From: "Dr. David Alan Gilbert" <dgilbert@redhat.com>
To: Zhao Yan <yan.y.zhao@intel.com>
Cc: cjia@nvidia.com, kvm@vger.kernel.org, aik@ozlabs.ru,
Zhengxiao.zx@alibaba-inc.com, shuangtai.tst@alibaba-inc.com,
qemu-devel@nongnu.org, kwankhede@nvidia.com, eauger@redhat.com,
yi.l.liu@intel.com, eskultet@redhat.com, ziye.yang@intel.com,
mlevitsk@redhat.com, pasic@linux.ibm.com,
arei.gonglei@huawei.com, felipe@nutanix.com, Ken.Xue@amd.com,
kevin.tian@intel.com, alex.williamson@redhat.com,
intel-gvt-dev@lists.freedesktop.org, changpeng.liu@intel.com,
cohuck@redhat.com, zhi.a.wang@intel.com,
jonathan.davies@nutanix.com
Subject: Re: [Qemu-devel] [PATCH 0/5] QEMU VFIO live migration
Date: Wed, 20 Feb 2019 11:01:43 +0000 [thread overview]
Message-ID: <20190220110142.GD2608@work-vm> (raw)
In-Reply-To: <20190220052838.GC16456@joy-OptiPlex-7040>
* Zhao Yan (yan.y.zhao@intel.com) wrote:
> On Tue, Feb 19, 2019 at 11:32:13AM +0000, Dr. David Alan Gilbert wrote:
> > * Yan Zhao (yan.y.zhao@intel.com) wrote:
> > > This patchset enables VFIO devices to have live migration capability.
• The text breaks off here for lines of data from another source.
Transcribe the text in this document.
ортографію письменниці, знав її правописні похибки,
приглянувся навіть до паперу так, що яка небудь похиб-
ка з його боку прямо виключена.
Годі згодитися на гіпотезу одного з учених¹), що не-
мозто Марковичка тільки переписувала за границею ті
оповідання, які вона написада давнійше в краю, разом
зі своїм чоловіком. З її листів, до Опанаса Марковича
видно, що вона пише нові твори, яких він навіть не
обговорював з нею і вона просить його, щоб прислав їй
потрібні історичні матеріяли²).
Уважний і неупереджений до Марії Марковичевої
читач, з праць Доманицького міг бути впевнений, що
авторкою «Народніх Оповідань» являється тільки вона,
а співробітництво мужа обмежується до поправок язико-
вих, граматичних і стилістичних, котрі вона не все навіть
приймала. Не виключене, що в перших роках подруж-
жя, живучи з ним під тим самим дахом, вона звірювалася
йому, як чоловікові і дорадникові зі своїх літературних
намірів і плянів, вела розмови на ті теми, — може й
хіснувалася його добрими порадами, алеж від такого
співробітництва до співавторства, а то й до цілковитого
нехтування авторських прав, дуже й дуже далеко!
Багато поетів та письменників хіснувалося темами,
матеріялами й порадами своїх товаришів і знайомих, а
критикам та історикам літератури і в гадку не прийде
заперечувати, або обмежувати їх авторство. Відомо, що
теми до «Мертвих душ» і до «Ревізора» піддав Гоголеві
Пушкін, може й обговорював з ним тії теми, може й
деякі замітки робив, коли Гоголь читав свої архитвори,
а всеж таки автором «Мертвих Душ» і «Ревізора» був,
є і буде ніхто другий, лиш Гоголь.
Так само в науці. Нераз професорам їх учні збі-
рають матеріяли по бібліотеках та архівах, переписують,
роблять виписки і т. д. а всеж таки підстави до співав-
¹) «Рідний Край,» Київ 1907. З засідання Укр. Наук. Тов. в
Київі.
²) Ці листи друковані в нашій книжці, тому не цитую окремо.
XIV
> > > Currently it does not support post-copy phase.
> > >
> > > It follows Alex's comments on last version of VFIO live migration patches,
> > > including device states, VFIO device state region layout, dirty bitmap's
> > > query.
> >
> > Hi,
> > I've sent minor comments to later patches; but some minor general
> > comments:
> >
> > a) Never trust the incoming migrations stream - it might be corrupt,
> > so check when you can.
> hi Dave
> Thanks for this suggestion. I'll add more checks for migration streams.
>
>
> > b) How do we detect if we're migrating from/to the wrong device or
> > version of device? Or say to a device with older firmware or perhaps
> > a device that has less device memory ?
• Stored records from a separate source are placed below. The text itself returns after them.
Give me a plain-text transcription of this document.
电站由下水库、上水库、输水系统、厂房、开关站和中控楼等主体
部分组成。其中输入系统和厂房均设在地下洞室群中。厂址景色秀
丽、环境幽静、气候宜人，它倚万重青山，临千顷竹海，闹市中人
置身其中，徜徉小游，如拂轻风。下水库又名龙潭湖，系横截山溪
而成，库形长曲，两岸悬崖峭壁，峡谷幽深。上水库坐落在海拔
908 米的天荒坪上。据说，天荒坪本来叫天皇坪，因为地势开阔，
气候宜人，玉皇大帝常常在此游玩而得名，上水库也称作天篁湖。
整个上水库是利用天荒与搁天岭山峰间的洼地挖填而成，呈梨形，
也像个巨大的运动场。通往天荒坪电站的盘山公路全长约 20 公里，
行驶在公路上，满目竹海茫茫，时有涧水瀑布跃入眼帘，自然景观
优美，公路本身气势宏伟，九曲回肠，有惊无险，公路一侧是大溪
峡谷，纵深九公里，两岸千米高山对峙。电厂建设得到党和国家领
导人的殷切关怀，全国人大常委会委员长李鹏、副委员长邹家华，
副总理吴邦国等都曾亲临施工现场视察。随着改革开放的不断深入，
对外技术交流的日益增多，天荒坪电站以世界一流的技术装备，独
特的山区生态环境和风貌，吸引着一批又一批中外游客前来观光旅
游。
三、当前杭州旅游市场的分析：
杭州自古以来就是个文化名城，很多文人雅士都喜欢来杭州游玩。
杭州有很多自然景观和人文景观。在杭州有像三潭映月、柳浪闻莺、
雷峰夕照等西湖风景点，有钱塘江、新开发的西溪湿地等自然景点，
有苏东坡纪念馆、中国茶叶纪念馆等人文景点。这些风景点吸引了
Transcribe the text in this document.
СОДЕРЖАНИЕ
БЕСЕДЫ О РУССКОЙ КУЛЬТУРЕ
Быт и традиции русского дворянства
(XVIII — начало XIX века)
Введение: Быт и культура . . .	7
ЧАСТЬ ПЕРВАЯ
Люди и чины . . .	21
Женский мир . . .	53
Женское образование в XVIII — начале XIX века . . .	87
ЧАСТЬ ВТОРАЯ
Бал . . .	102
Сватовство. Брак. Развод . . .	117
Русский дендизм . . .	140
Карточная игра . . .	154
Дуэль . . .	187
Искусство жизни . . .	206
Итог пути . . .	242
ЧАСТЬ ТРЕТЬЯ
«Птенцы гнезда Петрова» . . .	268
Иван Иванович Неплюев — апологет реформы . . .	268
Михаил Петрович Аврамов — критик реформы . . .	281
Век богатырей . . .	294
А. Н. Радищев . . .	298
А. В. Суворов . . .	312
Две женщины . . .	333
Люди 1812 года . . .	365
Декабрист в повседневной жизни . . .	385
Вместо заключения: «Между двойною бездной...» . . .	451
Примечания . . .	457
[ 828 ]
> Actually it's still an open for VFIO migration. Need to think about
> whether it's better to check that in libvirt or qemu (like a device magic
> along with verion ?).
> This patchset is intended to settle down the main device state interfaces
> for VFIO migration. So that we can work on that and improve it.
>
>
> > c) Consider using the trace_ mechanism - it's really useful to
> > add to loops writing/reading data so that you can see when it fails.
> >
> > Dave
> >
> Got it. many thanks~~
>
>
> > (P.S. You have a few typo's grep your code for 'devcie', 'devie' and
> > 'migrtion'
>
> sorry :)
No problem.
Given the mails, I'm guessing you've mostly tested this on graphics
devices? Have you also checked with VFIO network cards?
Also see the mail I sent in reply to Kirti's series; we need to boil
these down to one solution.
Dave
> >
> > > Device Data
> > > -----------
> > > Device data is divided into three types: device memory, device config,
> > > and system memory dirty pages produced by device.
> > >
> > > Device config: data like MMIOs, page tables...
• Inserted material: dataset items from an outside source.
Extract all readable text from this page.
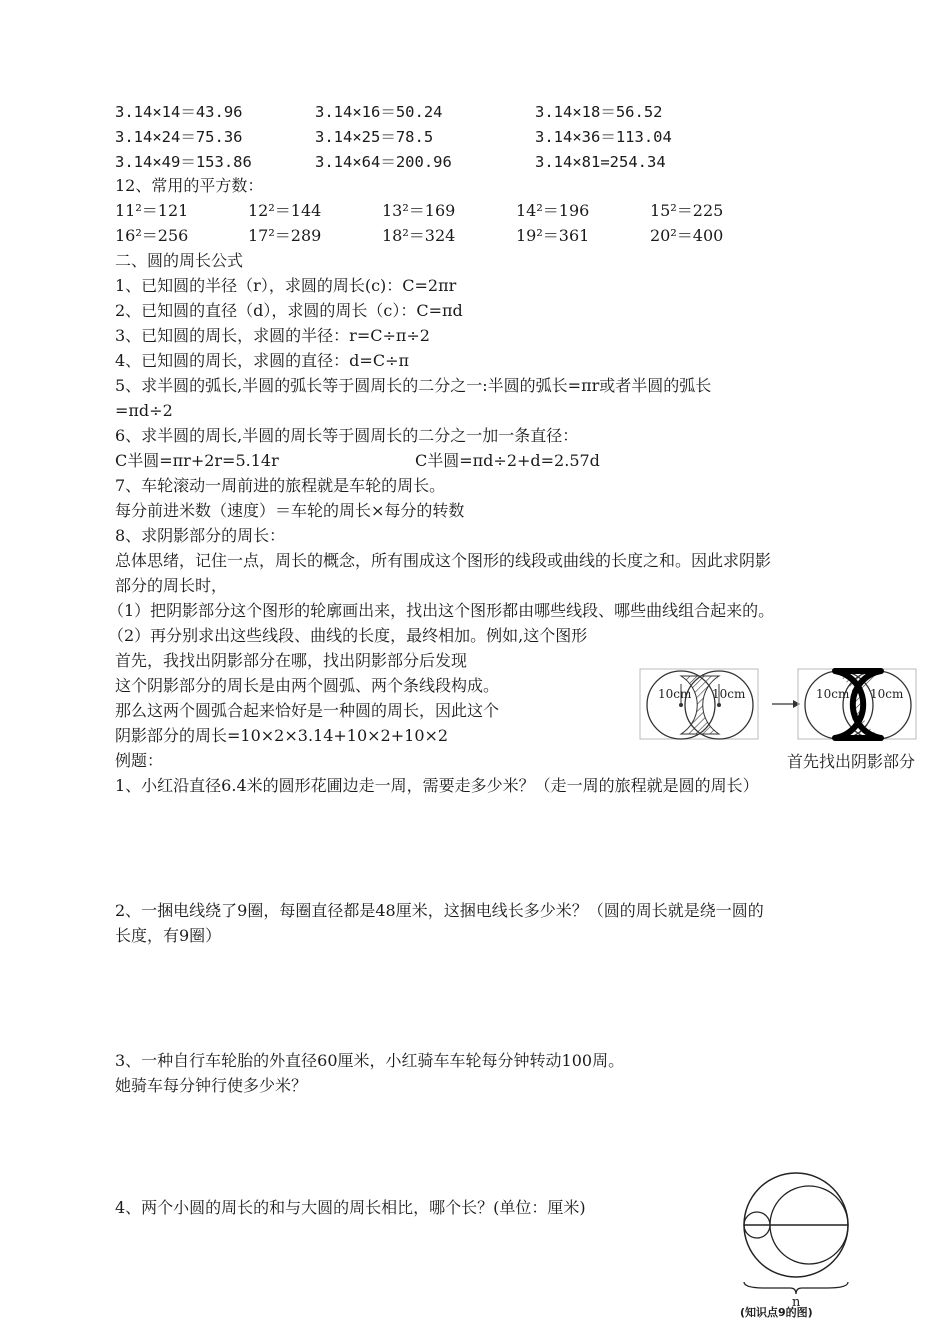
3.14×14＝43.96	3.14×16＝50.24	3.14×18＝56.52
3.14×24＝75.36	3.14×25＝78.5	3.14×36＝113.04
3.14×49＝153.86	3.14×64＝200.96	3.14×81=254.34
12、常用的平方数：
11²＝121	12²＝144	13²＝169	14²＝196	15²＝225
16²＝256	17²＝289	18²＝324	19²＝361	20²＝400
二、圆的周长公式
1、已知圆的半径（r），求圆的周长(c)：C=2πr
2、已知圆的直径（d），求圆的周长（c）：C=πd
3、已知圆的周长，求圆的半径：r=C÷π÷2
4、已知圆的周长，求圆的直径：d=C÷π
5、求半圆的弧长,半圆的弧长等于圆周长的二分之一:半圆的弧长=πr或者半圆的弧长
=πd÷2
6、求半圆的周长,半圆的周长等于圆周长的二分之一加一条直径：
C半圆=πr+2r=5.14r	C半圆=πd÷2+d=2.57d
7、车轮滚动一周前进的旅程就是车轮的周长。
每分前进米数（速度）＝车轮的周长×每分的转数
8、求阴影部分的周长：
总体思绪，记住一点，周长的概念，所有围成这个图形的线段或曲线的长度之和。因此求阴影
部分的周长时，
（1）把阴影部分这个图形的轮廓画出来，找出这个图形都由哪些线段、哪些曲线组合起来的。
（2）再分别求出这些线段、曲线的长度，最终相加。例如,这个图形
首先，我找出阴影部分在哪，找出阴影部分后发现
这个阴影部分的周长是由两个圆弧、两个条线段构成。
那么这两个圆弧合起来恰好是一种圆的周长，因此这个
阴影部分的周长=10×2×3.14+10×2+10×2
例题：
1、小红沿直径6.4米的圆形花圃边走一周，需要走多少米？（走一周的旅程就是圆的周长）
2、一捆电线绕了9圈，每圈直径都是48厘米，这捆电线长多少米？（圆的周长就是绕一圆的
长度，有9圈）
3、一种自行车轮胎的外直径60厘米，小红骑车车轮每分钟转动100周。
她骑车每分钟行使多少米？
4、两个小圆的周长的和与大圆的周长相比，哪个长？(单位：厘米)
10cm 10cm	10cm 10cm
首先找出阴影部分
n
(知识点9的图)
> > > Every device is supposed to possess device config data.
> > > Usually device config's size is small (no big than 10M), and it
> > > needs to be loaded in certain strict order.
> > > Therefore, device config only needs to be saved/loaded in
> > > stop-and-copy phase.
> > > The data of device config is held in device config region.
> > > Size of device config data is smaller than or equal to that of
> > > device config region.
> > >
> > > Device Memory: device's internal memory, standalone and outside system
> > > memory. It is usually very big.
> > > This kind of data needs to be saved / loaded in pre-copy and
> > > stop-and-copy phase.
> > > The data of device memory is held in device memory region.
> > > Size of devie memory is usually larger than that of device
> > > memory region. qemu needs to save/load it in chunks of size of
> > > device memory region.
> > > Not all device has device memory. Like IGD only uses system memory.
> > >
> > > System memory dirty pages: If a device produces dirty pages in system
> > > memory, it is able to get dirty bitmap for certain range of system
> > > memory. This dirty bitmap is queried in pre-copy and stop-and-copy
> > > phase in .log_sync callback. By setting dirty bitmap in .log_sync
> > > callback, dirty pages in system memory will be save/loaded by ram's
> > > live migration code.
> > > The dirty bitmap of system memory is held in dirty bitmap region.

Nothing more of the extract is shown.